Preseason estimates of chinook and fin-clipped coho salmon in the ocean are high enough that salmon anglers are on the cusp of seeing a summer saltwater salmon season nearly identical to 2014, when Brookings regained its spot as the top chinook port after a one-year hiatus.
But El Nino currents forming in the Pacific threaten to disrupt the cold-water patterns needed near shore to draw in the bait fish that in turn draw chinook and coho into the reach of Oregon's bustling offshore recreation fleet.
"The season, of course, depends upon how the ocean sets up," says Richard Heap, a Brookings angler who represents Oregon anglers in federal salmon-season discussions. "If it does, the fish should be there.

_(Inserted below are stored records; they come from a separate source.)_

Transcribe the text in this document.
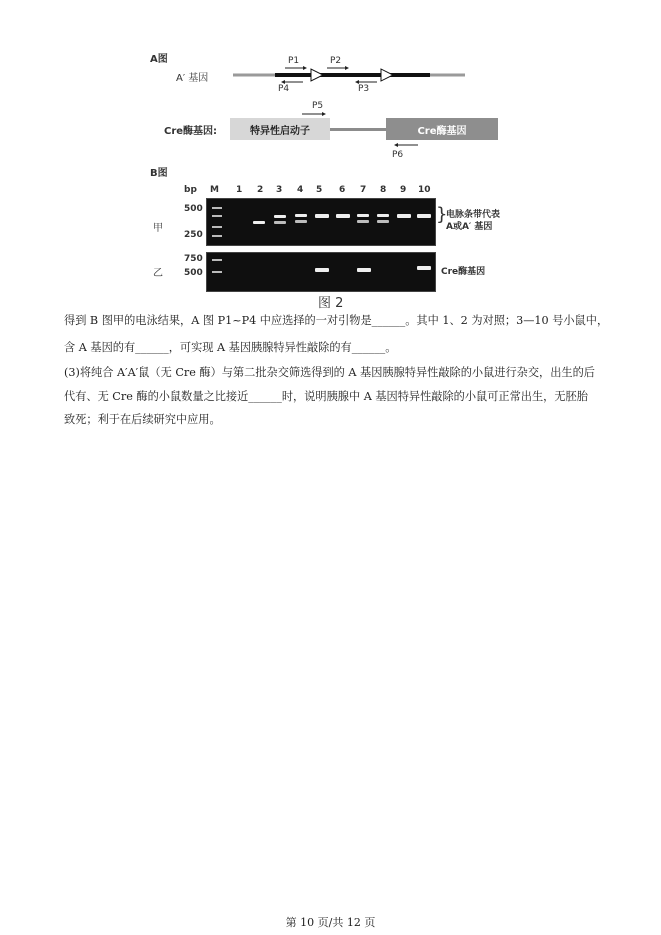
A图
A′ 基因
P1	P2
P3
P4
Cre酶基因:
P5
特异性启动子	Cre酶基因
P6
B图
bp M 1 2 3 4 5 6 7 8 9 10
甲
500
250
}
电脉条带代表
A或A′ 基因
乙
750
500	Cre酶基因
图 2
得到 B 图甲的电泳结果，A 图 P1~P4 中应选择的一对引物是______。其中 1、2 为对照；3—10 号小鼠中，
含 A 基因的有______，可实现 A 基因胰腺特异性敲除的有______。
(3)将纯合 A′A′鼠（无 Cre 酶）与第二批杂交筛选得到的 A 基因胰腺特异性敲除的小鼠进行杂交，出生的后
代有、无 Cre 酶的小鼠数量之比接近______时，说明胰腺中 A 基因特异性敲除的小鼠可正常出生，无胚胎
致死；利于在后续研究中应用。
第 10 页/共 12 页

Hopefully, we'll knock the stuffing out of them and everybody will be happy."
And everybody may have to rely on this summer's good feelings for a while.

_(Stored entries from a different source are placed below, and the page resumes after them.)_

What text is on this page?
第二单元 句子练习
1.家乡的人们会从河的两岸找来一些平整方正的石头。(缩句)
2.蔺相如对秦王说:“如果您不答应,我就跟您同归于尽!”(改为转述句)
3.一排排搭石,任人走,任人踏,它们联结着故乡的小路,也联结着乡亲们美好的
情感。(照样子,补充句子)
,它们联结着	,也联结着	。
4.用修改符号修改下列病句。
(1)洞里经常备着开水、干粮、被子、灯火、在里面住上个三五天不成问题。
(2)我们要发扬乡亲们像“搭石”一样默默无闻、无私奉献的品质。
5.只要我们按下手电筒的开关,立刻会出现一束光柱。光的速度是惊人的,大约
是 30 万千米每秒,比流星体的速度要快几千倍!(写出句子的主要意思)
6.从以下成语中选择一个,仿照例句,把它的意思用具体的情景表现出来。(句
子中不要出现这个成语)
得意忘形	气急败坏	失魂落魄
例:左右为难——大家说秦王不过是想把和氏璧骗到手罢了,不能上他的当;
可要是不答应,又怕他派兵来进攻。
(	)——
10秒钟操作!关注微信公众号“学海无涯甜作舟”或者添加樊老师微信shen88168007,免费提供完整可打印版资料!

The class of chinook that headed to sea as smolts in 2013 are so far showing poor returns, which has Heap and others bracing for reduced fishing days next year, when that brood year of chinook dominates the catches and determines how the seasons will be crafted.
"I guess people are holding their breaths," Heap says. "This could be the last good year for a while."
Just when this year's ocean season begins and potentially how good it becomes will be known April 10, when federal salmon managers set the seasons.
The Pacific Fishery Management Council is mulling three options for the 2015 seasons that each have chinook season opening off Southern Oregon in May and running through Sept. 7, the latest potential Labor Day possible.
The options range from opening May 1, as it did last year, May 9 or as late as May 27. The May portion of the schedule probably isn't a huge deal on the south coast, because the waters off Brookings don't normally teem with chinook until summer, when chinook migrate north past California to reach Oregon's open waters.
The fin-clipped coho season off most of Oregon is proposed to start either June 27 or July 1, with a quota ranging from a high of 60,000 to a low of 40,000. The likely quota is slightly more than 50,000 fin-clipped coho, which is more than the Oregon fleet landed all of last season.
The PFMC is scheduled to finalize the seasons off Washington, Oregon and California when it concludes its annual salmon meeting April 10 in Sacramento.
"Obviously, we're not down to the final bell, so it's always hard to say what's going to come out," says Eric Schindler, the ocean sampling project leader for the Oregon Department of Fish and Wildlife. "But on the (recreation) side, I think we'll be coming out well."
While the availability of fin-clipped coho can turn an occasional bad day into a busy one on the ocean, coho are largely an afterthought out of Brookings.
"That's not our bread and butter," Heap says. "It's chinook."
And no Oregon coastal port buttered its bread better in 2014 than Brookings, whose south-facing bar is relatively sheltered from northwest winds, which makes it a favorite among recreational boaters.
Last year Brookings anglers landed 6,802 chinook, which is more than one-third of the entire Oregon ocean catch from Astoria to the California border. It reclaimed its No. 1 status from Winchester Bay, which in 2013 edged Brookings in landings largely because the season there opens in mid-March and runs through October.
Gold Beach, which is often hampered by a rough bar but buoyed by a vibrant bay fishery, saw just 15 ocean-caught chinook landed there last year, down from 21 in 2013.
Chinook seasons off Southern Oregon and Northern California live and die based on the relative health of adult salmon bound for California's Klamath and Sacramento rivers. So far, those that will dominate the adult catch next year have not shown good abundance, meaning this year's season could be talked about as a remember-when summer.
"This year's good, but everybody's worried about the future," Heap says.